If you like Takeshi don’t worry. This is a Kitano picture all the way. He doesn’t make a single compromise to our pathetic american culture. In fact he not only doesn’t tone down his style, he tones it UP. This is just as quiet and deadpan as his other pictures, it is even funnier, and it is WAY more violent. At first that seems to be his way of reaching out to americans – look fellas,
guns, like in your culture. But eventually the violence gets so sadistic and horrible that people started walking out of the screening I went to. The yakuzas and the mafia mean business, and they prove it in many different ways. It is touching to see how people are disemboweled and dismembered in all different cultures. It’s a small world after all.
Was that really you in monkeybone harry, christ that was just about the worst movie I ever seen. You could probaly make a movie about a guy possessed by a cartoon farting monkey and it would be better than– whoops, Monkeybone IS a movie about a guy possessed by a cartoon farting monkey. Who is also a penis. Everyone give a moment of silence for the poor sap Paul Berry who was the top animator guy on that one. He died way too young last month and word is he was one of the best.
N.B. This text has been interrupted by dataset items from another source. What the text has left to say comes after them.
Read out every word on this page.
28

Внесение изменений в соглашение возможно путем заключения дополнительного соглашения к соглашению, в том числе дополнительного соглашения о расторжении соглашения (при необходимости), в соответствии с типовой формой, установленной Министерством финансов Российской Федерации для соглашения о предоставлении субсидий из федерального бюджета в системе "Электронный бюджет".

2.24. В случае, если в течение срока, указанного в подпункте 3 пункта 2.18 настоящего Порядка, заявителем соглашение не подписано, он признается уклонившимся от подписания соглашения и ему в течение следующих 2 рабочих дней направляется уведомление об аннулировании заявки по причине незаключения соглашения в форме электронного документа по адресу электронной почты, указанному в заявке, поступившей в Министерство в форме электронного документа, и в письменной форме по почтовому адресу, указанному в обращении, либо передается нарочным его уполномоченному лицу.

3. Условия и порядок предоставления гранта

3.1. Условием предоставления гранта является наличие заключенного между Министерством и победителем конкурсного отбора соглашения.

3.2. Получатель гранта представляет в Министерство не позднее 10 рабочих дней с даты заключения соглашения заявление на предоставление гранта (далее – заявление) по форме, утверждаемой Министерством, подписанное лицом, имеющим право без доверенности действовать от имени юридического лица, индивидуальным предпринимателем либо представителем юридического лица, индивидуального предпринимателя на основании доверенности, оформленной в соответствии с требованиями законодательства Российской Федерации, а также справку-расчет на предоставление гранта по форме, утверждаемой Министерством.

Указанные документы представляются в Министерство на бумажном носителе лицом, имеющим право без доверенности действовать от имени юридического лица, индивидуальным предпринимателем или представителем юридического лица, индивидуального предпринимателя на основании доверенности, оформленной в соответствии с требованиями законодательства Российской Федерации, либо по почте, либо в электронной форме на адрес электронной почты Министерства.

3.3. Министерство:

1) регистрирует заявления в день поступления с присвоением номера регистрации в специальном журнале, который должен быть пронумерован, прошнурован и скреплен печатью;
Anyway you may have heard that Kitano’s movies are violent. One of his trademarks is to lull you with a slowly flowing narrative and then suddenly kick you in the metaphoric nuts with a burst of quick, brutal violence. Out of the blue somebody is just getting their ass beat, or worse. (In Boiling Point, Takeshi just starts assfucking a guy all the sudden. But that’s a different movie, it doesn’t happen in this one.)
There’s alot of that violence in Brother but there’s alot of his comedy too, which is why this works so well for americans. He’s like one of them silent comedians. Most of his jokes are not in what he says, but in the dumb look on his face after he does something. And there are some real funny physical type scenes that don’t take words at all. Like the scene where his henchmen play football on the beach. There’s no way I could explain how funny it is, you just have to see it. Takeshi edits his movies, and that is very important. His stye
is all in the timing. He knows exactly how long something needs to be shown. Sometimes it’s just for a second. Usually, it’s for a long, long time.
Brother is the best movie I’ve seen in a while. Now okay, that’s not saying much because the last movies I saw were Jurassic Park part 3 and Final Fantasy. I got one question about Final Fantasy: what in fuck’s name is it about? I missed the part where they explained that, ’cause I was so distracted by Steve Buscemi’s voice coming out of Jason Priestley’s character.
Oh yeah, but about Brother though. Unlike his supporting role in Johnny Mnemonic, I think Brother will help build a bigger american audience for our great Badass Laureate Mr. Takeshi Kitano. You get a strong taste of his humor, his poetic cinematism, his admiration and revulsion at the fanatic/sadistic/masochistic yakuza ethic. Omar Epps is real good too – funny and vulnerable. this is not a buddy movie. Even if you’ve seen all of Kitanos other movies, you’ve never seen anything quite like this. I hope you like it.
If not, well, fuck you then. I still love you but fer crying out loud, agree with me for once why don’t you.